The public should know
His words: “We need to explain to the public. Before you can start importing, the PPPPRA needs to give you approval to supply, for example 10 million metric tons. After you have been given that approval to supply that 10 million metric tons, you take that documentation from PPPRA to CBN to request them to make it possible to have foreign exchange with which to pay for that amount of metric tonnes for which you have got approval.
“After you have gotten that, because nobody has all this money, you would now go to one of the commercial banks to raise money to make this purchase. It is only after you have got these that you may now go and do your transactions. When your product comes, the data must agree with the figure you have been approved to bring by the CBN, the amount at the initial stage by PPPRA, the foreign exchange that CBN approved for you, the amount of facility that the commercial bank has given to you and finally, when it comes, you will receive payment to that figure.
“Unless the Ad-Hoc Committee is able to show that there is any discrepancy within any given period of time it will be spurious for them to arrive at such a bogus figure of N13 billion that is due for refund. And we believe they manufactured this figure from the moon, hence we are challenging it that it is dubious.

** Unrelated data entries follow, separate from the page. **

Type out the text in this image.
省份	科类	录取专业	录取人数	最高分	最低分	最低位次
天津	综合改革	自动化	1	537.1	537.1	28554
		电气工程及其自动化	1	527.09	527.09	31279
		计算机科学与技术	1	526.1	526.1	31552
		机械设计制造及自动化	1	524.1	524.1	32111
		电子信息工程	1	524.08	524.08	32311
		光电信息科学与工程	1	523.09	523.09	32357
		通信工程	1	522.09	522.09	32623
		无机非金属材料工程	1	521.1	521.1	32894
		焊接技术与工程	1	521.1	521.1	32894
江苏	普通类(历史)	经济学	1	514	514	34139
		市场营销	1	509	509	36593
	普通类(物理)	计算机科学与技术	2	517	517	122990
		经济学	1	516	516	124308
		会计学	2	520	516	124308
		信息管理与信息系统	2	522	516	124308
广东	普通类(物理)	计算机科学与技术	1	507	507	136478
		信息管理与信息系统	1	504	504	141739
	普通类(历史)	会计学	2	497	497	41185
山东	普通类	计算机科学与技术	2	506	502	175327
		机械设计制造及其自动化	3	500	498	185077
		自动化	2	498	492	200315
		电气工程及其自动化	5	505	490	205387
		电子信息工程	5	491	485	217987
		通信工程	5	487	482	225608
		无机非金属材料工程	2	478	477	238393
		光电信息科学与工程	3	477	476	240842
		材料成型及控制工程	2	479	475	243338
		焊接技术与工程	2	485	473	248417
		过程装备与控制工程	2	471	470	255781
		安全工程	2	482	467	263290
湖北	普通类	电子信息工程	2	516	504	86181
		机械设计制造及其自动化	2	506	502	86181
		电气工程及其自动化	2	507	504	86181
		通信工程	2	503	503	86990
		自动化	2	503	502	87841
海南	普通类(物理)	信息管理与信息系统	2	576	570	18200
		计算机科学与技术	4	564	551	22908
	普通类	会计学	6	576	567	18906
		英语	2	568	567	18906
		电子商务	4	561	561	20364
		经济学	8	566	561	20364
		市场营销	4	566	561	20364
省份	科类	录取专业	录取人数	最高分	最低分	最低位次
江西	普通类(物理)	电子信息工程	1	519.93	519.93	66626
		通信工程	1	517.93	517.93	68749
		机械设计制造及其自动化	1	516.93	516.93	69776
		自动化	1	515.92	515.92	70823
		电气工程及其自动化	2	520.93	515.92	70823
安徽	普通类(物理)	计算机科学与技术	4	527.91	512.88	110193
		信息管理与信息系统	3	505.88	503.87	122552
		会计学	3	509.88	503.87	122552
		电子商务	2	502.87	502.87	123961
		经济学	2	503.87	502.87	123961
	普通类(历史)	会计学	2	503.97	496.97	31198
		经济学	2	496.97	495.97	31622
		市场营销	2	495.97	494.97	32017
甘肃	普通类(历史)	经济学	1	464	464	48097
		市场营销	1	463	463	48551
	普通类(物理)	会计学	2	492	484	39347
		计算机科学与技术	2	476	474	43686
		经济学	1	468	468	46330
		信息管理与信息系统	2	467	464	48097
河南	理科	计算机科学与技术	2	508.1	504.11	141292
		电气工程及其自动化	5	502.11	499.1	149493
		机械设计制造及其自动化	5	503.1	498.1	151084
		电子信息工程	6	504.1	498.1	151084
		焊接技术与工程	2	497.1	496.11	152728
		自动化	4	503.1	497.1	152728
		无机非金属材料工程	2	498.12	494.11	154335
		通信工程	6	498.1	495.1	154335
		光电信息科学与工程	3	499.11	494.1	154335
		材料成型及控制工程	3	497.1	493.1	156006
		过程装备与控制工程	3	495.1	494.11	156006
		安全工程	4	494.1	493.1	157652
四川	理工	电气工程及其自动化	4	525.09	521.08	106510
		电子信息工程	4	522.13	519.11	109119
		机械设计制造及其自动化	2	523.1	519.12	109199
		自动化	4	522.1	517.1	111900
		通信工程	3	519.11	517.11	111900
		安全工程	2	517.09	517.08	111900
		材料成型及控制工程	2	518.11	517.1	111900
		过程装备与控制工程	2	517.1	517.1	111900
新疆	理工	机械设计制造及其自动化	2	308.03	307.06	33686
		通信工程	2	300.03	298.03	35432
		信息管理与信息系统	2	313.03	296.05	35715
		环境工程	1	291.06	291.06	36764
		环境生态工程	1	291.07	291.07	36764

“We are saying, tell us at what point anybody’s figures were in conflict with our own. Even those whose figures were in conflict were given opportunities of a second hearing to come and explain how come their figures were in conflict. Nobody invited us a second time. Nobody made allegations to show there were discrepancies in figures. Nobody gave any evidence that there were discrepancies in our figures. So how did the Farouk Lawan committee come about such a figure”?
The company said that its records were open to review at any time by any interested persons as it had nothing to hide, describing itself as Aa reputable firm”.
Mr. Onyeagucha said that the company had petitioned the House of Representatives and heading for the courts to seek redress but had to also present its facts in the court of public opinion to save its hardearned reputation.
He said that the company had to invite the EFCC to investigate its fuel imports under the subsidy programme to determine any wrong doing, insisting that there must be an ulterior motive for that N13. 252 billion repayments recommendations which Hon. Lawan and his committee must answer.